Do ponto final do bateau ao complexo de Roland Garros são apenas quatro quilômetros, a oeste. Eis aí um passeio para homem nenhum botar defeito. Ok, um homem ranzinza perguntará qual a graça de conhecer o local fora dos dias do Aberto da França, quando aquilo fica vazio como um cemitério. Várias graças. A maior, talvez, a de poder entrar nos vestiários dos atletas, com seus armários de madeira escura, iluminação indireta, atmosfera de closet. O do heptacampeão Rafael Nadal, por exemplo, fica à direita, número 159. Não é propriamente dele, as portas não têm nome. É que o espanhol, por superstição, gosta de usar sempre aquele - e aí quem vai contrariar o rei do saibro, que desbancou o grande Björn Borg do topo do Olimpo? No feminino, o armário da alemã Steffi Graf (seis títulos nos anos 1980/90) virou um tipo de altar. Quando ela se aposentou, a Federação Francesa de Tênis lhe deu a porta original de presente. Outra foi instalada, mas ninguém guarda mais nada lá. Há tenistas que rezam ali na frente antes do jogo, e os números gastos sugerem que muitas passam a mão na plaquinha 19 como se fosse água benta.

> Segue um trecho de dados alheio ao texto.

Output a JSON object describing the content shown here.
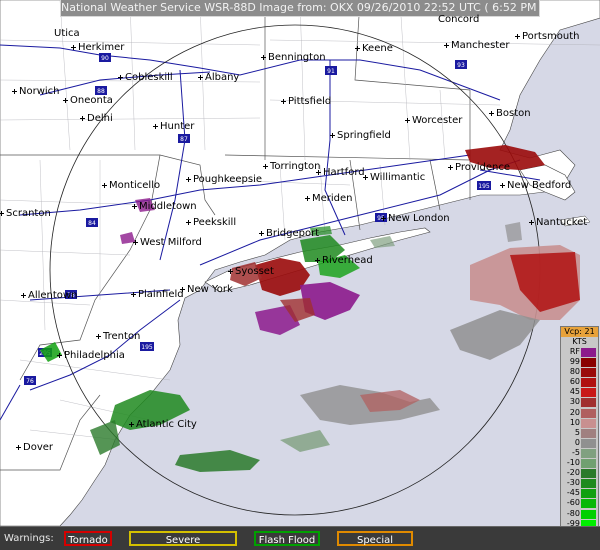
{
  "header": {
    "title": "National Weather Service WSR-88D Image from: OKX 09/26/2010 22:52 UTC ( 6:52 PM EDT)"
  },
  "cities": [
    {
      "name": "Utica",
      "id": "utica"
    },
    {
      "name": "Herkimer",
      "id": "herkimer"
    },
    {
      "name": "Concord",
      "id": "concord"
    },
    {
      "name": "Portsmouth",
      "id": "portsmouth"
    },
    {
      "name": "Manchester",
      "id": "manchester"
    },
    {
      "name": "Keene",
      "id": "keene"
    },
    {
      "name": "Bennington",
      "id": "bennington"
    },
    {
      "name": "Cobleskill",
      "id": "cobleskill"
    },
    {
      "name": "Albany",
      "id": "albany"
    },
    {
      "name": "Norwich",
      "id": "norwich"
    },
    {
      "name": "Oneonta",
      "id": "oneonta"
    },
    {
      "name": "Delhi",
      "id": "delhi"
    },
    {
      "name": "Pittsfield",
      "id": "pittsfield"
    },
    {
      "name": "Worcester",
      "id": "worcester"
    },
    {
      "name": "Boston",
      "id": "boston"
    },
    {
      "name": "Hunter",
      "id": "hunter"
    },
    {
      "name": "Springfield",
      "id": "springfield"
    },
    {
      "name": "Torrington",
      "id": "torrington"
    },
    {
      "name": "Hartford",
      "id": "hartford"
    },
    {
      "name": "Willimantic",
      "id": "willimantic"
    },
    {
      "name": "Providence",
      "id": "providence"
    },
    {
      "name": "New Bedford",
      "id": "new-bedford"
    },
    {
      "name": "Monticello",
      "id": "monticello"
    },
    {
      "name": "Poughkeepsie",
      "id": "poughkeepsie"
    },
    {
      "name": "Meriden",
      "id": "meriden"
    },
    {
      "name": "Scranton",
      "id": "scranton"
    },
    {
      "name": "Middletown",
      "id": "middletown"
    },
    {
      "name": "Peekskill",
      "id": "peekskill"
    },
    {
      "name": "New London",
      "id": "new-london"
    },
    {
      "name": "Nantucket",
      "id": "nantucket"
    },
    {
      "name": "Bridgeport",
      "id": "bridgeport"
    },
    {
      "name": "West Milford",
      "id": "west-milford"
    },
    {
      "name": "Riverhead",
      "id": "riverhead"
    },
    {
      "name": "Syosset",
      "id": "syosset"
    },
    {
      "name": "Allentown",
      "id": "allentown"
    },
    {
      "name": "Plainfield",
      "id": "plainfield"
    },
    {
      "name": "New York",
      "id": "new-york"
    },
    {
      "name": "Trenton",
      "id": "trenton"
    },
    {
      "name": "Philadelphia",
      "id": "philadelphia"
    },
    {
      "name": "Atlantic City",
      "id": "atlantic-city"
    },
    {
      "name": "Dover",
      "id": "dover"
    }
  ],
  "highways": [
    "90",
    "88",
    "91",
    "93",
    "87",
    "84",
    "95",
    "195",
    "78",
    "76",
    "295",
    "195"
  ],
  "legend": {
    "header": "Vcp: 21",
    "unit": "KTS",
    "rows": [
      {
        "label": "RF",
        "color": "#8c1a8c"
      },
      {
        "label": "99",
        "color": "#8a0000"
      },
      {
        "label": "80",
        "color": "#9a0a0a"
      },
      {
        "label": "60",
        "color": "#b01010"
      },
      {
        "label": "45",
        "color": "#c81818"
      },
      {
        "label": "30",
        "color": "#a03030"
      },
      {
        "label": "20",
        "color": "#b06060"
      },
      {
        "label": "10",
        "color": "#c89090"
      },
      {
        "label": "5",
        "color": "#a08080"
      },
      {
        "label": "0",
        "color": "#909090"
      },
      {
        "label": "-5",
        "color": "#80a080"
      },
      {
        "label": "-10",
        "color": "#70a070"
      },
      {
        "label": "-20",
        "color": "#2a7a2a"
      },
      {
        "label": "-30",
        "color": "#1e8a1e"
      },
      {
        "label": "-45",
        "color": "#10a010"
      },
      {
        "label": "-60",
        "color": "#08b808"
      },
      {
        "label": "-80",
        "color": "#00d000"
      },
      {
        "label": "-99",
        "color": "#00ee00"
      },
      {
        "label": "ND",
        "color": "#7a7a7a"
      }
    ]
  },
  "warnings": {
    "label": "Warnings:",
    "items": [
      {
        "label": "Tornado",
        "color": "#d40000"
      },
      {
        "label": "Severe Thunderstorm",
        "color": "#d4c000"
      },
      {
        "label": "Flash Flood",
        "color": "#00a000"
      },
      {
        "label": "Special Marine",
        "color": "#e08a00"
      }
    ]
  }
}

Dos vestiários, você sobe à quadra principal pela escada de paredes salpicadas com autógrafos dos campeões. E sabendo que você é um homem brasileiro, a guia lhe ajudará a localizar as assinaturas de Gustavo Kuerten. Então abra a porta pesada de metal e... entre na quadra. O sistema de som cria um clima emitindo apupos da plateia e anunciando você, mero homem turista, como um Nadal, um Federer, um Jokovic... Já sei o que você pensou, homem das cavernas. Mas pode enfiar a raquete de volta no saco: nem mediante suborno eles vão soltar gravações dos gritinhos orgásticos da Sharapova. Esqueça. Contente-se com a visita guiada completa ( 15,50, agende com antecedência), que também dá acesso ao museu, cheio de memorabilia da competição.